Un sentiment partagé par Fabrice Auclert, qui ne peut lui aussi s'empêcher d'établir une comparaison avec les Bleus : "Les basketteurs français sont hyper disponibles, que ce soit après les matchs, lors des séances d'entraînement ou pour des séances de dédicaces. On les voit sur tous les plateaux de télévision. Et contrairement à une autre équipe de France, ils sont souriants."

"L'union au sein du groupe France n'est pas feinte"

Autre atout des basketteurs français : la bonne ambiance qui règne au sein de l'équipe. Les joueurs s'entendent bien, et le public le ressent. "Clairement, la cohésion de ce groupe est sincère. C'est d'ailleurs l'un de leurs atouts : les joueurs renvoient à leur public l'image d'un groupe sympa, qui s'entend bien", estime Fabrice Auclert.

"Quatre joueurs du groupe France (Turiaf, Parker, Diawara et Diaw) ont été champions d’Europe junior en 2000, en Croatie. C’est peu de dire qu’ils se connaissent bien et s'apprécient. L'union au sein du groupe n'est pas feinte, c'est une réalité. Les joueurs passeraient leur été ensemble même si il n'y avait pas l'équipe de France", confirme Julien Guérineau à la FFBB.

• L'importance des réseaux sociaux

Preuve de cette bonne ambiance, l'ailier Nicolas Batum a récemment envoyé sur Twitter des photos de ses coéquipiers en train de dormir dans le bus, pour le plus grand bonheur de ses abonnés. Un jeu qui a donné lieu à un concours sur le réseau social, afin d'élire la meilleure photo.

Fabrice Auclert pense d'ailleurs qu'internet et les réseaux sociaux ont joué un rôle important dans la popularité des Bleus, notamment avec une websérie lancée par la Fédération sur quotidien des joueurs au cours de leur tournée "On the Road to London" : "C'est un peu l'équivalent de ce qui avait été fait avec Les yeux dans les Bleus pour les footballeurs, et ça permet de vivre toute la prépa avec les joueurs jusqu'aux JO", explique Fabrice Auclert. Le 4e épisode a été mis en ligne le 12 juillet :

Avec une moyenne de 25 000 vues par épisode, la série marche plutôt bien. Et sur Facebook, la page officielle de la FFBB compte presque 66 000 likes, beaucoup plus que celle des fédérations d'athlétisme (15 904), de rugby (22 833) ou de tennis (28 231). La FFBB semble donc avoir réussi à créer une vraie communauté derrière ses Bleus, permettant aux internautes de se sentir proches des joueurs.

Des supporters indulgents

Pourtant, comme leurs collègues footballeurs, les basketteurs français ne sont pas toujours exempts de tout reproche. Le récent forfait de Joakim Noah pour les JO avait ainsi soulevé de nombreuses interrogations. Alors que le joueur annonçait au staff des qu'il ne pourrait pas se rendre à Londres en raison d'une blessure à la cheville, une vidéo diffusée sur internet le montre à Hawaï, vantant les mérites de la naturothérapie, une technique médicale non reconnue par la Fédération. Mais la polémique ne prend pas.
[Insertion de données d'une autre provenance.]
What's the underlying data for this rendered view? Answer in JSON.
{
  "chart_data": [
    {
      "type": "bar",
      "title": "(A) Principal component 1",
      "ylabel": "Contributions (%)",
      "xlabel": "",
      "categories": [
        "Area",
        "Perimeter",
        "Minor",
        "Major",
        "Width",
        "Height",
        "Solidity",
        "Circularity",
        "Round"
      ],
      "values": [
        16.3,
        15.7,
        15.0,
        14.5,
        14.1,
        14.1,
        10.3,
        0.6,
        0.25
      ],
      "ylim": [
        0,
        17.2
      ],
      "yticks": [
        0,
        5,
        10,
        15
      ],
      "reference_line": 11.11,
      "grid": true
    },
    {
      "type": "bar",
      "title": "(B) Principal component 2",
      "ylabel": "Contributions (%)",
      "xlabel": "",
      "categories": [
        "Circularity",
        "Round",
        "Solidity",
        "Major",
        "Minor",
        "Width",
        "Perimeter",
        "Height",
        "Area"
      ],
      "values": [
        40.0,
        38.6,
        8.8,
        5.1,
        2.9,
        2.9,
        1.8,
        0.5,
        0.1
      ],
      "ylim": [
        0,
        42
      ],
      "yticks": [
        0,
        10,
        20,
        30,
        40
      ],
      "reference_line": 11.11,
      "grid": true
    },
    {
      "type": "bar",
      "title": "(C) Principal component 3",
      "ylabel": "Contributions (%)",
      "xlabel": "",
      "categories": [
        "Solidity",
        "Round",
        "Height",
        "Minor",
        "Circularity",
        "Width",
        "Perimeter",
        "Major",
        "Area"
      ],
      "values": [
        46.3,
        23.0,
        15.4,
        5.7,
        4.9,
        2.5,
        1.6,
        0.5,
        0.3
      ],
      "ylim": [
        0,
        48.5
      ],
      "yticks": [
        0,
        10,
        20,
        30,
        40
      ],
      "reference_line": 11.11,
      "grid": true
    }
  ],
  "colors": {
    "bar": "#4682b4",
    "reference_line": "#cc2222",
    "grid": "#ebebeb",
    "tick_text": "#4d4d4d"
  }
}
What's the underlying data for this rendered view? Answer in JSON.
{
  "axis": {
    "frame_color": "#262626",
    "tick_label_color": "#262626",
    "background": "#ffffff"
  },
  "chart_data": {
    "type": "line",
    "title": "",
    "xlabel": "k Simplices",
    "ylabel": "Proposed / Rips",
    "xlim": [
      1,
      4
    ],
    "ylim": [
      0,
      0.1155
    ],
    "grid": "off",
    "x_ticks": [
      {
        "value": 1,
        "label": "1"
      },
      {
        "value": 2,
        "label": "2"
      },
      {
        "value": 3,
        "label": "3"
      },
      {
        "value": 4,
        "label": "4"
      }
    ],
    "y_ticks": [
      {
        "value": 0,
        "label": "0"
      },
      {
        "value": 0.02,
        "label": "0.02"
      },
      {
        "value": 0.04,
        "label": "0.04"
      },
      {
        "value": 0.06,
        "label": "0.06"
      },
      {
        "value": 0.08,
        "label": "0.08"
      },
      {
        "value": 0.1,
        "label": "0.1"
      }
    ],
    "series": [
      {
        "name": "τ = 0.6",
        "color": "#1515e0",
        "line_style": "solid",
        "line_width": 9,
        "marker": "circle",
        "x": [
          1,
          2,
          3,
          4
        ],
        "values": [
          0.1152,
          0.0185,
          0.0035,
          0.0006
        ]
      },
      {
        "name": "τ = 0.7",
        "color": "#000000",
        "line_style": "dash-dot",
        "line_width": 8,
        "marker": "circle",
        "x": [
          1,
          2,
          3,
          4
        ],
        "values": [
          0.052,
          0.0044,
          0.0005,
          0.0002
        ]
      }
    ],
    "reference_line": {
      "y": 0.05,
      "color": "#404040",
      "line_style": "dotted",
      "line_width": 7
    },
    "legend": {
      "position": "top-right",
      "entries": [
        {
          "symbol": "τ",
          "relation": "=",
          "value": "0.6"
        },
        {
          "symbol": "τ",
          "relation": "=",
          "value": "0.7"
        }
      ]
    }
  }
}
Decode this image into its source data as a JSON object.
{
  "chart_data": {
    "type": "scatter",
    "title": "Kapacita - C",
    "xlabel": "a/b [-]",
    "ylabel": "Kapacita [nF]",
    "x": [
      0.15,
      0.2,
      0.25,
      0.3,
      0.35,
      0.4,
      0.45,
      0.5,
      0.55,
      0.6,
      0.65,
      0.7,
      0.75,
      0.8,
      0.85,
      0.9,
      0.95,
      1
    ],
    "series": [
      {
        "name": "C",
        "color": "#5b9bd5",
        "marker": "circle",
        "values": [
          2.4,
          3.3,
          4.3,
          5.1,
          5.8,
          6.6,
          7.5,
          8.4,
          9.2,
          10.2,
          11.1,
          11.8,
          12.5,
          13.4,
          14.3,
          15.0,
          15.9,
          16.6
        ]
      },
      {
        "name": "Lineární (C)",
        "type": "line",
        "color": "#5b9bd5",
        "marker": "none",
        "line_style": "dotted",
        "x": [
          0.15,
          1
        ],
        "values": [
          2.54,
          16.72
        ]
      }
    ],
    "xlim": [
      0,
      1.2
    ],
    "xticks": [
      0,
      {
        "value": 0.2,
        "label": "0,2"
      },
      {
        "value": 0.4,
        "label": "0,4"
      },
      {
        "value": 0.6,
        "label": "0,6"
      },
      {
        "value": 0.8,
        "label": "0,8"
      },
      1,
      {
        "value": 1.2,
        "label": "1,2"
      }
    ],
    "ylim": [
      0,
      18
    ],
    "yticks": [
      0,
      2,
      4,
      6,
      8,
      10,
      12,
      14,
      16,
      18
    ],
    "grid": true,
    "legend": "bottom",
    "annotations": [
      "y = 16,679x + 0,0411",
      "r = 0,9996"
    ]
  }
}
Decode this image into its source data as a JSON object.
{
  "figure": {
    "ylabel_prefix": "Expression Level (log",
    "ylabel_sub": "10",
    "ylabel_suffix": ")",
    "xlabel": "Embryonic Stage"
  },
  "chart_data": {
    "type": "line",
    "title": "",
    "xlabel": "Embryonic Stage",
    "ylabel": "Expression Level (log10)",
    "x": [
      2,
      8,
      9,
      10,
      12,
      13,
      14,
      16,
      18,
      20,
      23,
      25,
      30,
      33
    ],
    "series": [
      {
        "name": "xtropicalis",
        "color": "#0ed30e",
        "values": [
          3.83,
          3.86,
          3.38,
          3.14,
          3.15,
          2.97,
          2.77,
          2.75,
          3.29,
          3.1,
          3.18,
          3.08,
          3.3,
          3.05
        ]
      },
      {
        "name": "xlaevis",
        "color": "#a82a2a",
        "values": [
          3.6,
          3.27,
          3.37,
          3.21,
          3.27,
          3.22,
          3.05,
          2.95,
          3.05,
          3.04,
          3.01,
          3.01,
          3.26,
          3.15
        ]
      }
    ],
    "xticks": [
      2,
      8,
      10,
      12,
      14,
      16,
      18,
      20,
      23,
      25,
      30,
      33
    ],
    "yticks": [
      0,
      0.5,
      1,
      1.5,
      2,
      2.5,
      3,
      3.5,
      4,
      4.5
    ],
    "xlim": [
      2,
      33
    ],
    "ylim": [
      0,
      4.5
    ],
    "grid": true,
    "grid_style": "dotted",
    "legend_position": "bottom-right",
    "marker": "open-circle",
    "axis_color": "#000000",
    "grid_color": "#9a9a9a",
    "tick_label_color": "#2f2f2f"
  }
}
Et que dire de "l'affaire" Tony Parker, blessé à l'œil après une bagarre en boîte de nuit au mois de juin ?  L'épisode est rapidement oublié, alors qu'on peut supposer qu'il aurait eu beaucoup plus de retentissement si il avait concerné un joueur de l'équipe de France de foot. "C'est Tony Parker, explique Fabrice Auclert, il est passé pour la victime. Il a très bien géré cette affaire en étant transparent et en donnant une conférence de presse pour annoncer lui-même sa blessure."

Inébranlable, la popularité des basketteurs tricolores ? Fabrice Auclert est convaincu que oui. Il croit savoir qu'une mauvaise performance de l'équipe aux JO de Londres serait sans conséquence : "On ne leur en voudra pas, affirme le journaliste. Les supporters savent que Noah est absent, que Parker est blessé… Si les Bleus parviennent à s'extraire de leur groupe, ce sera déjà pas mal."